Here the Spanish Lotto is huge.
When I say huge, I mean huge.
So huge, it´s called "El Gordo," or "The Fat One."
In the US, I will be honest...I don´t really know of anyone who buys lotto tickets. Well, actually, that´s not true...I remember when I was a kid going with my neighbors and having them pick numbers for their mom´s lotto ticket. Once. And I bought one on the day I turned 21, because I could.
But that´s it.
Here, the Christmas lotto is suuuuper popular.
Full tickets are 200 euros (about $270) each, but a lot of people buy "tenths" of tickets, which of course cost 20 euros ($27) each.

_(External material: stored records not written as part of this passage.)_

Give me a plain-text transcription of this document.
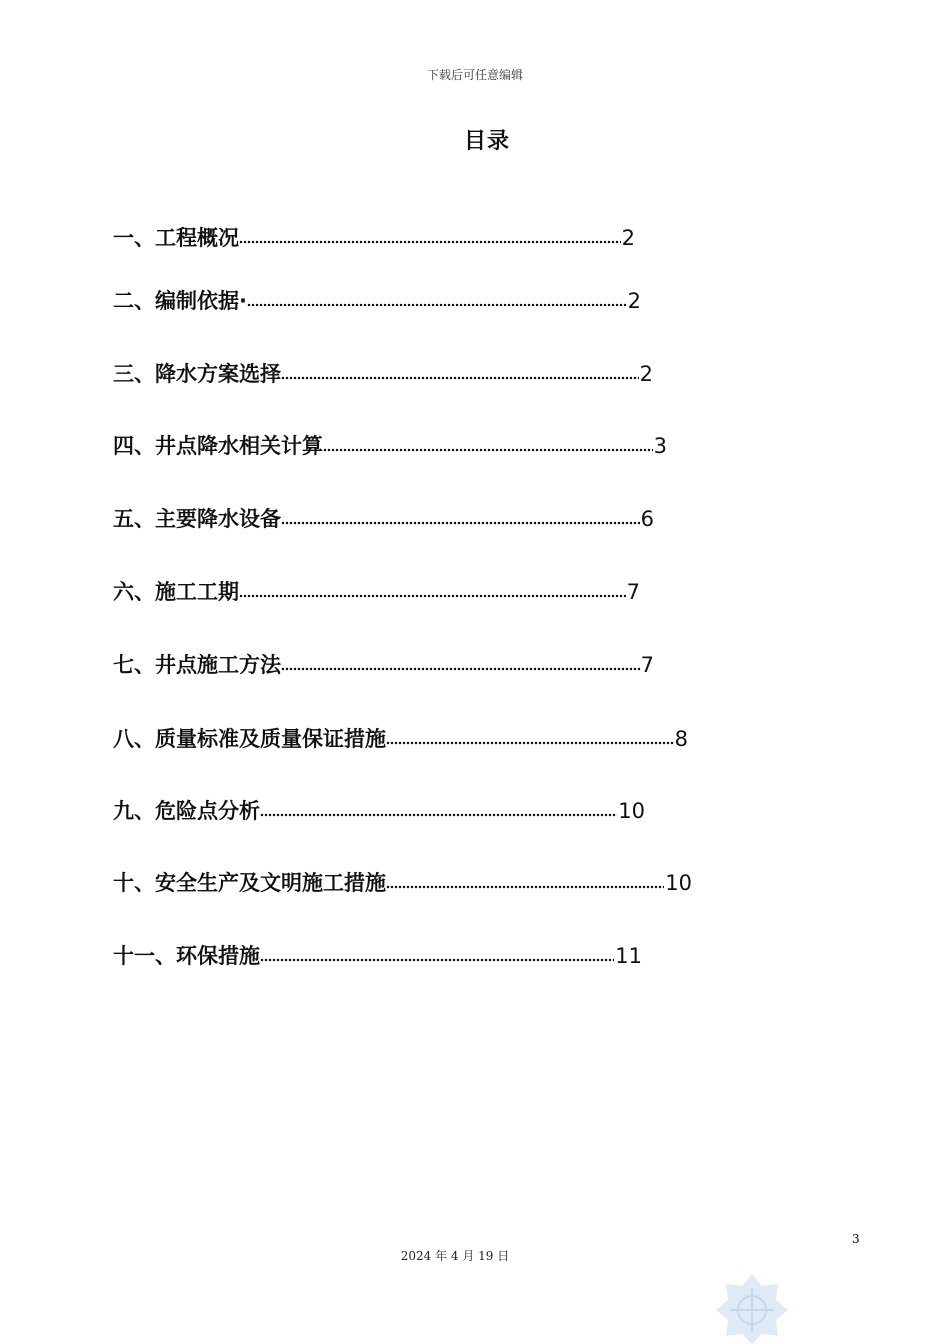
下载后可任意编辑
目录
一、工程概况	2
二、编制依据·	2
三、降水方案选择	2
四、井点降水相关计算	3
五、主要降水设备	6
六、施工工期	7
七、井点施工方法	7
八、质量标准及质量保证措施	8
九、危险点分析	10
十、安全生产及文明施工措施	10
十一、环保措施	11
3
2024 年 4 月 19 日
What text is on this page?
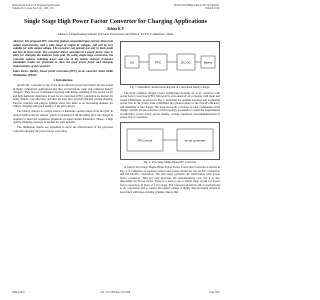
International Journal of Engineering Research
Volume No.5, Issue No.3, pp : 186 - 191
ISSN:2319-6890)(online),2347-5013(print)
1 March 2016
Single Stage High Power Factor Converter for Charging Applications
Athira K.V
Master of Engineering Scholar in Power Electronics and Drives, ECET, Coimbatore, India
Abstract: The proposed PFC converter features sinusoidal input current, three level output characteristic, and a wide range of output dc voltages, and will be very suitable for wide output voltage. The converter can operate not only in buck mode but also in boost mode. The converter allows operation at a power factor close to unity for charging the batteries from grid. By using single-stage conversion, the converter reduces switching losses and cost of the battery charger. Extensive simulation results are presented to show the good power factor and charging characteristics of the converter.
Index Terms: Battery, Power factor correction (PFC), dc-dc converter, Pulse Width Modulation (PWM)
I. Introduction

An AC/DC converter is one of the most effective power electronics devices found in many commercial applications just like, in televisions, radio and computer battery chargers. They fail not to influence derating with mains, resulting in low power factor and high harmonic distortion. Power factor correction (PFC) converters are known for being simple, cost effective, and also because they provide efficient current shaping. Electric vehicles and plug-in hybrids show that there is an increasing demand for battery charging with good quality of the grid current.

The battery charger is a major source of harmonic current drawn from the grid. In plug-in hybrid electric vehicle, which is recharged from the utility grid, the charger is required to meet the regulation standards on input current harmonics. Hence, a high quality charging converter is needed for such systems.

The simulation results are presented to show the effectiveness of the proposed converter showing the power factor correction.

AC	PFC	DC-DC	Battery
Fig. 1. Simplified current block diagram of a functional battery charger

The most common charger power architecture includes an ac-dc converter with power factor correction (PFC) followed by an isolated dc-dc converter with input and output EMI filters, as shown in Fig. 1. Selecting the optimal topology and evaluating power loss in the power train contributes the greatest share to the overall efficiency and reliability of the charger. The front-end ac-dc converter is a key component of the charger system. Proper selection of this topology is essential to meet the requirements of efficiency, power factor, power density, voltage regulation and implementation of power factor correction.

PFC circuit	dc-dc converter
Fig. 2. Two-Stage Single-Phase PFC Converter

A typical Two-Stage Single-Phase Power Factor Correction Converter is shown in Fig. 2. It comprises of separate control and power circuits for the AC/DC conversion and the DC/DC conversion. The first stage performs the rectification with power factor correction. This not only increases the manufacturing cost, but it is also impossible for Power factor. There is a need to use a single stage circuit for power factor correction, in place of a two stage. The converter should be able to perform the ac-dc conversion and to control the output voltage. A highly distorted input current is associated with these existing systems. Due to this

IJER@2016	doi : 10.17950/ijer/v5s3/306	Page 186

Yesterday, when my host family and I went to my host mom´s parent´s house, the grandmother gave Cristina (my host mom) a lotto ticket. She bought three, one for Cristina, one for her sister Monica, and one for themselves.

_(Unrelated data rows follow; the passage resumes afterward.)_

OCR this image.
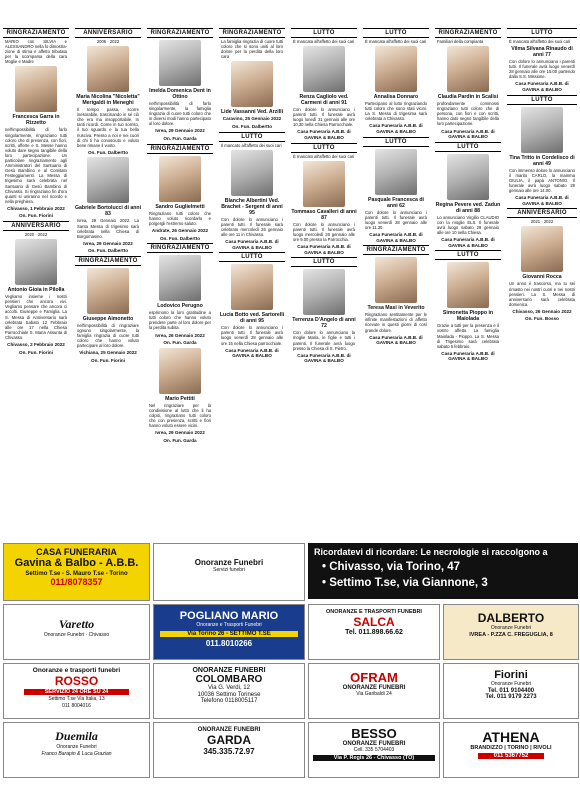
RINGRAZIAMENTO
MARIO con SILVIA e ALESSANDRO nella fo dimostra- zione di stima e affetto tributata per la scomparsa della cara Moglie e Madre
Francesca Garra in Rizzetto
nell'impossibilità di farlo singolarmente, ringraziano tutti coloro che di presenza, con fiori, scritti, offerte e S. Messe hanno voluto dare segno tangibile della loro partecipazione. Un particolare ringraziamento agli Amministratori del Santuario di Gesù Bambino e al Comitato Festeggiamenti. La Messa di trigesimo sarà celebrata nel Santuario di Gesù Bambino di Chivasso. Si ringraziano fin d'ora quanti si uniranno nel ricordo e nella preghiera.
Chivasso, 1 Febbraio 2022
On. Fun. Fiorini
ANNIVERSARIO
2020 · 2022
Antonio Gioia in Pilolla
Vegliamo insieme i nostri pensieri che ancora vivi. Vegliamo pensare che ancora ci accolti. Giuseppe e Famiglia. La S. Messa di Anniversario sarà celebrata Sabato 12 Febbraio alle ore 17 nella Chiesa Parrocchiale S. Maria Assunta di Chivasso.
Chivasso, 2 Febbraio 2022
On. Fun. Fiorini
ANNIVERSARIO
2006 · 2022
Maria Nicolina "Nicoletta" Merigaldi in Meneghi
Il tempo passa, scorre inesorabile, trascinando in sé ciò che era ma insopportabile. In tanti ricordi. Come in tuo sorriso, il tuo sguardo e la tua bella riusciva. Presso a noi e nei cuori di chi ti ha conosciuto e voluto bene rimane il vuoto.
On. Fun. Dalbertto
Gabriele Bortolucci di anni 83
Ivrea, 29 Gennaio 2022. La Santa Messa di trigesimo sarà celebrata nella Chiesa di Borgomasino.
Ivrea, 29 Gennaio 2022
On. Fun. Dalbertto
RINGRAZIAMENTO
Giuseppe Aimonetto
nell'impossibilità di ringraziare ognuno singolarmente, la famiglia ringrazia di cuore tutti coloro che hanno voluto partecipare al loro dolore.
Vichiana, 25 Gennaio 2022
On. Fun. Fiorini
RINGRAZIAMENTO
Imelda Domenica Dent in Ottino
nell'impossibilità di farlo singolarmente, la famiglia ringrazia di cuore tutti coloro che in diversi modi hanno partecipato al loro dolore.
Ivrea, 29 Gennaio 2022
On. Fun. Garda
RINGRAZIAMENTO
Sandro Guglielmetti
Ringraziano tutti coloro che hanno voluto ricordarlo e porgergli l'estremo saluto.
Andrate, 26 Gennaio 2022
On. Fun. Dalbertto
RINGRAZIAMENTO
Lodovico Perugno
esprimono la loro gratitudine a tutti coloro che hanno voluto prendere parte al loro dolore per la perdita subita.
Ivrea, 26 Gennaio 2022
On. Fun. Garda
Mario Pettiti
Nel ringraziare per la condivisione al lutto che li ha colpiti, ringraziano tutti coloro che con presenza, scritti e fiori hanno voluto essere vicini.
Ivrea, 29 Gennaio 2022
On. Fun. Garda
RINGRAZIAMENTO
La famiglia ringrazia di cuore tutti coloro che si sono uniti al loro dolore per la perdita della loro cara
Lide Vassanni Ved. Arzilli
Caravino, 25 Gennaio 2022
On. Fun. Dalbertto
LUTTO
Il mancato all'affetto dei suoi cari
Blanche Albertini Ved. Brachet - Sergent di anni 95
Con dolore lo annunciano i parenti tutti. Il funerale sarà celebrato mercoledì 26 gennaio alle ore 11 in Chivasso.
Casa Funeraria A.B.B. di GAVINA & BALBO
LUTTO
Lucia Botto ved. Sartorelli di anni 95
Con dolore lo annunciano i parenti tutti. Il funerale avrà luogo venerdì 28 gennaio alle ore 15 nella Chiesa parrocchiale.
Casa Funeraria A.B.B. di GAVINA & BALBO
LUTTO
È mancata all'affetto dei suoi cari
Renza Cagliolo ved. Carmeni di anni 91
Con dolore lo annunciano i parenti tutti. Il funerale avrà luogo lunedì 31 gennaio alle ore 10,30 nella Chiesa Parrocchiale.
Casa Funeraria A.B.B. di GAVINA & BALBO
LUTTO
È mancato all'affetto dei suoi cari
Tommaso Cavalleri di anni 87
Con dolore lo annunciano i parenti tutti. Il funerale avrà luogo mercoledì 26 gennaio alle ore 9.00 presso la Parrocchia.
Casa Funeraria A.B.B. di GAVINA & BALBO
LUTTO
Terrenza D'Angelo di anni 72
Con dolore lo annunciano la moglie Maria, le figlie e tutti i parenti. Il funerale avrà luogo presso la Chiesa di S. Pietro.
Casa Funeraria A.B.B. di GAVINA & BALBO
LUTTO
È mancata all'affetto dei suoi cari
Annalisa Donnaro
Partecipano al lutto ringraziando tutti coloro che sono stati vicini. La S. Messa di trigesima sarà celebrata a Chivasso.
Casa Funeraria A.B.B. di GAVINA & BALBO
LUTTO
Pasquale Francesca di anni 62
Con dolore lo annunciano i parenti tutti. Il funerale avrà luogo venerdì 28 gennaio alle ore 11.30.
Casa Funeraria A.B.B. di GAVINA & BALBO
RINGRAZIAMENTO
Teresa Masi in Veverito
Ringraziano sentitamente per le infinite manifestazioni di affetto ricevute in questi giorni di così grande dolore.
Casa Funeraria A.B.B. di GAVINA & BALBO
RINGRAZIAMENTO
Familiari della compianta
Claudia Pardin in Scalisi
profondamente commossi ringraziano tutti coloro che di persona, con fiori e con scritti, hanno dato segno tangibile della loro partecipazione.
Casa Funeraria A.B.B. di GAVINA & BALBO
LUTTO
Regina Pevere ved. Zadun di anni 88
Lo annunciano Virgilio CLAUDIO con la moglie ELS. Il funerale avrà luogo sabato 29 gennaio alle ore 10 nella Chiesa.
Casa Funeraria A.B.B. di GAVINA & BALBO
LUTTO
Simonetta Pioppo in Maiolada
Grazie a tutti per la presenza e il vostro affetto. La famiglia Maiolada - Pioppo. La S. Messa di Trigesimo sarà celebrata sabato 5 febbraio.
Casa Funeraria A.B.B. di GAVINA & BALBO
LUTTO
È mancata all'affetto dei suoi cari
Vilma Silvana Rinaudo di anni 77
Con dolore lo annunciano i parenti tutti. Il funerale avrà luogo venerdì 28 gennaio alle ore 15.00 partendo dalla S.S. Missione.
Casa Funeraria A.B.B. di GAVINA & BALBO
LUTTO
Tina Tritto in Cordelisco di anni 49
Con immenso dolore lo annunciano il marito CARLO, la mamma GIULIA, il papà ANTONIO. Il funerale avrà luogo sabato 29 gennaio alle ore 14.00.
Casa Funeraria A.B.B. di GAVINA & BALBO
ANNIVERSARIO
2021 · 2022
Giovanni Rocca
Un anno è trascorso, ma tu sei rimasto nei nostri cuori e nei nostri pensieri. La S. Messa di anniversario sarà celebrata domenica.
Chivasso, 26 Gennaio 2022
On. Fun. Bosso
Ricordatevi di ricordare: Le necrologie si raccolgono a
• Chivasso, via Torino, 47
• Settimo T.se, via Giannone, 3
CASA FUNERARIA
Gavina & Balbo - A.B.B.
Settimo T.se - S. Mauro T.se - Torino
011/8078357
Onoranze Funebri
Servizi funebri
Varetto
Onoranze Funebri · Chivasso
POGLIANO MARIO
Onoranze e Trasporti Funebri
Via Torino 26 - SETTIMO T.SE
011.8010266
ONORANZE E TRASPORTI FUNEBRI
SALCA
Tel. 011.898.66.62
DALBERTO
Onoranze Funebri
IVREA - P.ZZA C. FREGUGLIA, 8
Onoranze e trasporti funebri
ROSSO
SERVIZIO 24 ORE SU 24
Settimo T.se Via Italia, 13
011 8004016
ONORANZE FUNEBRI
COLOMBARO
Via G. Verdi, 12
10036 Settimo Torinese
Telefono 0118005117
OFRAM
ONORANZE FUNEBRI
Via Garibaldi 24
Fiorini
Onoranze Funebri
Tel. 011 9104400
Tel. 011 9179 2273
Duemila
Onoranze Funebri
Franco Barapin & Luca Grazian
ONORANZE FUNEBRI
GARDA
345.335.72.97
BESSO
ONORANZE FUNEBRI
Cell. 335 5704403
Via P. Regis 26 - Chivasso (TO)
ATHENA
BRANDIZZO | TORINO | RIVOLI
011 5367752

Tonight, my host parents and I are joining their Fallas friends, or Casal Faller, who are having dinner at some dive bar tonight. I believe Cristina told me they would also be buying some lotto tickets.
The lotto is held on December 18th.
Since I already saw she got a ticket from her mom and that she planned on buying another, I asked her how much she had bought. She said "Buf...a lot." I asked her to specify.

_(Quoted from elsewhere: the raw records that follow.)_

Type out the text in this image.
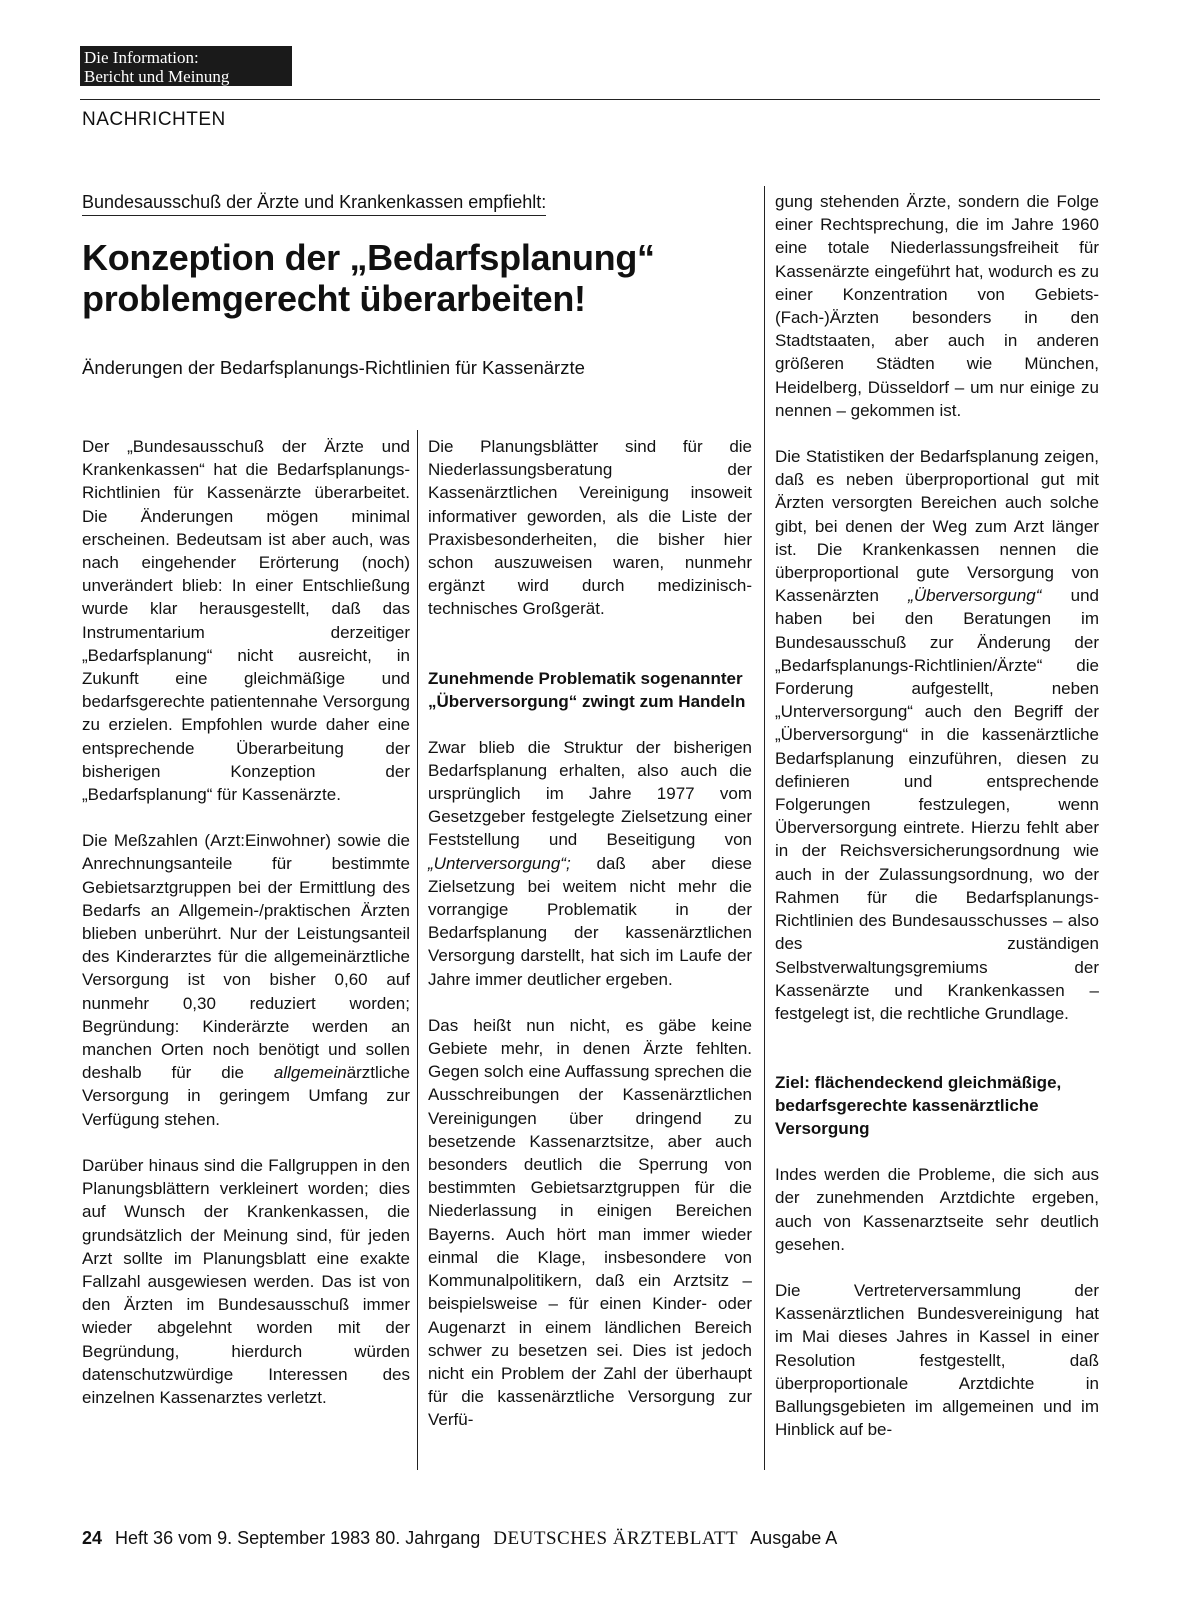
Die Information:
Bericht und Meinung
NACHRICHTEN
Bundesausschuß der Ärzte und Krankenkassen empfiehlt:
Konzeption der „Bedarfsplanung“
problemgerecht überarbeiten!
Änderungen der Bedarfsplanungs-Richtlinien für Kassenärzte

Der „Bundesausschuß der Ärzte und Krankenkassen“ hat die Bedarfsplanungs-Richtlinien für Kassenärzte überarbeitet. Die Änderungen mögen minimal erscheinen. Bedeutsam ist aber auch, was nach eingehender Erörterung (noch) unverändert blieb: In einer Entschließung wurde klar herausgestellt, daß das Instrumentarium derzeitiger „Bedarfsplanung“ nicht ausreicht, in Zukunft eine gleichmäßige und bedarfsgerechte patientennahe Versorgung zu erzielen. Empfohlen wurde daher eine entsprechende Überarbeitung der bisherigen Konzeption der „Bedarfsplanung“ für Kassenärzte.

Die Meßzahlen (Arzt:Einwohner) sowie die Anrechnungsanteile für bestimmte Gebietsarztgruppen bei der Ermittlung des Bedarfs an Allgemein-/praktischen Ärzten blieben unberührt. Nur der Leistungsanteil des Kinderarztes für die allgemeinärztliche Versorgung ist von bisher 0,60 auf nunmehr 0,30 reduziert worden; Begründung: Kinderärzte werden an manchen Orten noch benötigt und sollen deshalb für die allgemeinärztliche Versorgung in geringem Umfang zur Verfügung stehen.

Darüber hinaus sind die Fallgruppen in den Planungsblättern verkleinert worden; dies auf Wunsch der Krankenkassen, die grundsätzlich der Meinung sind, für jeden Arzt sollte im Planungsblatt eine exakte Fallzahl ausgewiesen werden. Das ist von den Ärzten im Bundesausschuß immer wieder abgelehnt worden mit der Begründung, hierdurch würden datenschutzwürdige Interessen des einzelnen Kassenarztes verletzt.

Die Planungsblätter sind für die Niederlassungsberatung der Kassenärztlichen Vereinigung insoweit informativer geworden, als die Liste der Praxisbesonderheiten, die bisher hier schon auszuweisen waren, nunmehr ergänzt wird durch medizinisch-technisches Großgerät.

Zunehmende Problematik sogenannter „Überversorgung“ zwingt zum Handeln

Zwar blieb die Struktur der bisherigen Bedarfsplanung erhalten, also auch die ursprünglich im Jahre 1977 vom Gesetzgeber festgelegte Zielsetzung einer Feststellung und Beseitigung von „Unterversorgung“; daß aber diese Zielsetzung bei weitem nicht mehr die vorrangige Problematik in der Bedarfsplanung der kassenärztlichen Versorgung darstellt, hat sich im Laufe der Jahre immer deutlicher ergeben.

Das heißt nun nicht, es gäbe keine Gebiete mehr, in denen Ärzte fehlten. Gegen solch eine Auffassung sprechen die Ausschreibungen der Kassenärztlichen Vereinigungen über dringend zu besetzende Kassenarztsitze, aber auch besonders deutlich die Sperrung von bestimmten Gebietsarztgruppen für die Niederlassung in einigen Bereichen Bayerns. Auch hört man immer wieder einmal die Klage, insbesondere von Kommunalpolitikern, daß ein Arztsitz – beispielsweise – für einen Kinder- oder Augenarzt in einem ländlichen Bereich schwer zu besetzen sei. Dies ist jedoch nicht ein Problem der Zahl der überhaupt für die kassenärztliche Versorgung zur Verfü-

gung stehenden Ärzte, sondern die Folge einer Rechtsprechung, die im Jahre 1960 eine totale Niederlassungsfreiheit für Kassenärzte eingeführt hat, wodurch es zu einer Konzentration von Gebiets-(Fach-)Ärzten besonders in den Stadtstaaten, aber auch in anderen größeren Städten wie München, Heidelberg, Düsseldorf – um nur einige zu nennen – gekommen ist.

Die Statistiken der Bedarfsplanung zeigen, daß es neben überproportional gut mit Ärzten versorgten Bereichen auch solche gibt, bei denen der Weg zum Arzt länger ist. Die Krankenkassen nennen die überproportional gute Versorgung von Kassenärzten „Überversorgung“ und haben bei den Beratungen im Bundesausschuß zur Änderung der „Bedarfsplanungs-Richtlinien/Ärzte“ die Forderung aufgestellt, neben „Unterversorgung“ auch den Begriff der „Überversorgung“ in die kassenärztliche Bedarfsplanung einzuführen, diesen zu definieren und entsprechende Folgerungen festzulegen, wenn Überversorgung eintrete. Hierzu fehlt aber in der Reichsversicherungsordnung wie auch in der Zulassungsordnung, wo der Rahmen für die Bedarfsplanungs-Richtlinien des Bundesausschusses – also des zuständigen Selbstverwaltungsgremiums der Kassenärzte und Krankenkassen – festgelegt ist, die rechtliche Grundlage.

Ziel: flächendeckend gleichmäßige, bedarfsgerechte kassenärztliche Versorgung

Indes werden die Probleme, die sich aus der zunehmenden Arztdichte ergeben, auch von Kassenarztseite sehr deutlich gesehen.

Die Vertreterversammlung der Kassenärztlichen Bundesvereinigung hat im Mai dieses Jahres in Kassel in einer Resolution festgestellt, daß überproportionale Arztdichte in Ballungsgebieten im allgemeinen und im Hinblick auf be-

24 Heft 36 vom 9. September 1983 80. Jahrgang DEUTSCHES ÄRZTEBLATT Ausgabe A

"Oh, every year we spend around six hundred euros on lotto tickets."
Yes. That´s right.
And I get the feeling that it´s not that uncommon, since on Wikipedia it says about 98% of Spain´s population participates in the (Christmas) lotto every year.
I asked when they start selling the tickets, and she said they sell them around summertime up until the day of the lotto draw.
Cristina says their family buys tickets on random occasions, like when they go on vacation to random cities in Spain, or when it´s someone´s birthday or something.